Well before the Al Barakaat raids, U.S. agents had been targeting businesses that handled money for drug traffickers or other criminals, but the Patriot Act gave them more tools. Since it passed, authorities have arrested more than 80 people nationwide in connection with the illegal transfer of millions of dollars to countries including Pakistan, Iraq and Yemen, immigration and customs officials said.
Locally, the crackdown has been carried out by an Annandale-based team that includes officials from Immigration and Customs Enforcement, the Secret Service, the Internal Revenue Service, the U.S. attorney's office and local police.
They discovered a thriving underground banking system in the Washington area.
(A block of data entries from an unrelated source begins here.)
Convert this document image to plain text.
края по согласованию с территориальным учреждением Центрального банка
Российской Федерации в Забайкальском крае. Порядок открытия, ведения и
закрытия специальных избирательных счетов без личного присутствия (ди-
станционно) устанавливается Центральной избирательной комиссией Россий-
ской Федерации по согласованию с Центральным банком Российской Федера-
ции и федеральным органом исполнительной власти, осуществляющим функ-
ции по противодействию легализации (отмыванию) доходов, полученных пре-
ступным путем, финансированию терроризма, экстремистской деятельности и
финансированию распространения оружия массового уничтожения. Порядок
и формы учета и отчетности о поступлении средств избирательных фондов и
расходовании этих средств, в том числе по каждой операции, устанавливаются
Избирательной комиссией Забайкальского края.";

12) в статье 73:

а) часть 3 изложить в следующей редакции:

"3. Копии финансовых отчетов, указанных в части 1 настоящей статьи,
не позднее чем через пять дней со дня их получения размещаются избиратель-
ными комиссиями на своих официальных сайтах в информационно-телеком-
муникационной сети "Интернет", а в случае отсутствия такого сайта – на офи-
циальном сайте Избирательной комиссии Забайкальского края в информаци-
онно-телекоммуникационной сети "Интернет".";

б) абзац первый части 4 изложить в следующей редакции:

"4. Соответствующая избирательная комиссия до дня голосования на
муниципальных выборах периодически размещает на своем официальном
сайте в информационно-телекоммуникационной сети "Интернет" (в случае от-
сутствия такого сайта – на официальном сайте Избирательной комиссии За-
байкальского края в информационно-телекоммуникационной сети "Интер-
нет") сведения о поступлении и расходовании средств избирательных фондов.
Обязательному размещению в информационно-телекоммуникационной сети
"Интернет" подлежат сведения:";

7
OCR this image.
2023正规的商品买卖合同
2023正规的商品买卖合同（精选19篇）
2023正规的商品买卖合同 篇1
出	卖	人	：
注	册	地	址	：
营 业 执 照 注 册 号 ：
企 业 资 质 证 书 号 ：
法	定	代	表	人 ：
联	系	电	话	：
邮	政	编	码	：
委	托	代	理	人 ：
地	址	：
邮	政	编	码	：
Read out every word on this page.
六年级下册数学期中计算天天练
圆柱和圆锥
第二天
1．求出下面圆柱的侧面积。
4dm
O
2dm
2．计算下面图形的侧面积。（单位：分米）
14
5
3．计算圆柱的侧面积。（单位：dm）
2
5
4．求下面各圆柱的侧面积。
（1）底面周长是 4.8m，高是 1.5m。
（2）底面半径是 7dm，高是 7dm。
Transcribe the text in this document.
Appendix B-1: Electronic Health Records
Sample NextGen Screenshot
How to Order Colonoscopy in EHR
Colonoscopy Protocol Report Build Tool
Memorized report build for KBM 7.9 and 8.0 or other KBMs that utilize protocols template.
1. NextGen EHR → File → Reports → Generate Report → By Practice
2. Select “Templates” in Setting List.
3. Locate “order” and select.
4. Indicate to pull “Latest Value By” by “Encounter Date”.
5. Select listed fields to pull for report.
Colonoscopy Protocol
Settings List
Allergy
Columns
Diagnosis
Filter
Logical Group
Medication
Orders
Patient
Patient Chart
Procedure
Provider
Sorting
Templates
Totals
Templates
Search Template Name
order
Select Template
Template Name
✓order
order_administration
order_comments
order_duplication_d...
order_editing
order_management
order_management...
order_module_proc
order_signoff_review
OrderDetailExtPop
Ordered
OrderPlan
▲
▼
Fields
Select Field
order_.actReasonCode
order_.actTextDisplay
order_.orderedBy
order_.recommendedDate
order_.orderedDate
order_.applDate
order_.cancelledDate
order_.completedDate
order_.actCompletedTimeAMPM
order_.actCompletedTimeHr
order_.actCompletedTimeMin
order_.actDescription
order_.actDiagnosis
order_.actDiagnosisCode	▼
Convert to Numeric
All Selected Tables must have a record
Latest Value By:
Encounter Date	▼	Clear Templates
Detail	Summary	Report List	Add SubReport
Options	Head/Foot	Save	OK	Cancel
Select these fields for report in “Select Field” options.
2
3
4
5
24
It ranged from an Afghan grocery store in Alexandria, where immigrants dropped off cash for a local hawala operator, to the Towfiiq Group, which sent millions of dollars to the Middle East from an office on Leesburg Pike, according to ICE officials. Law enforcement agents shut down that company in November and seized $523,386 from its Virginia-based bank accounts. Local immigrants said the service was used by many from Somalia, whose money often passes through Middle East banking hubs. No charges have been filed.
Agents have also targeted unlicensed money-transmitters who send funds to Pakistan, Guatemala and Peru.
Authorities have not publicized many details of the local raids, since some of the targets have cooperated and others are under investigation. But officials say they are scrutinizing some of the firms for possible terrorist links.
Allen J. Doody, who heads the local ICE office, said three of the area money-senders are suspected of transferring money to Sudan. That is prohibited under U.S. sanctions that cite Sudan's alleged support for terrorism. Local immigrants acknowledge that some residents have sent money to relatives in Sudan despite the ban.
Two of those firms also may have sent funds to Libya, a practice that until recently was also illegal, Doody said.
Law enforcement officials say the fact that the businesses do not register with the government is suspicious. They have turned up cases across the country in which drug traffickers, smugglers of illegal immigrants and others have used informal money-transmitters.
But immigrants and some financial experts say some of the businesses caught in the crackdown are small operations that do not know the regulations or cannot afford the expense involved, particularly in getting a state license. Although many states have required money-transmitting licenses for years, enforcement was not strict until recently, immigrants say.
Osman Yusuf, 49, a Somalian refugee, said he was eager to comply with the new anti-terrorism regulations. The entrepreneur held a business license for Dahabshil Inc., a three-room business in a wooded office park in Alexandria, which sent money to his war-torn homeland. But only after the Al Barakaat shutdown did he learn that he needed a separate license from Virginia, he said.
Yusuf said it took six months to obtain the license, in part because he made some mistakes on the forms and needed a lawyer to fix them. He was required to close his doors until he got the permit.
"It costs a lot. A lot of documentation is involved," he said, adding that he also had to post a half-million-dollar bond.
Passas, the Northeastern professor, said the regulations could ultimately be counterproductive, driving the informal bankers further underground.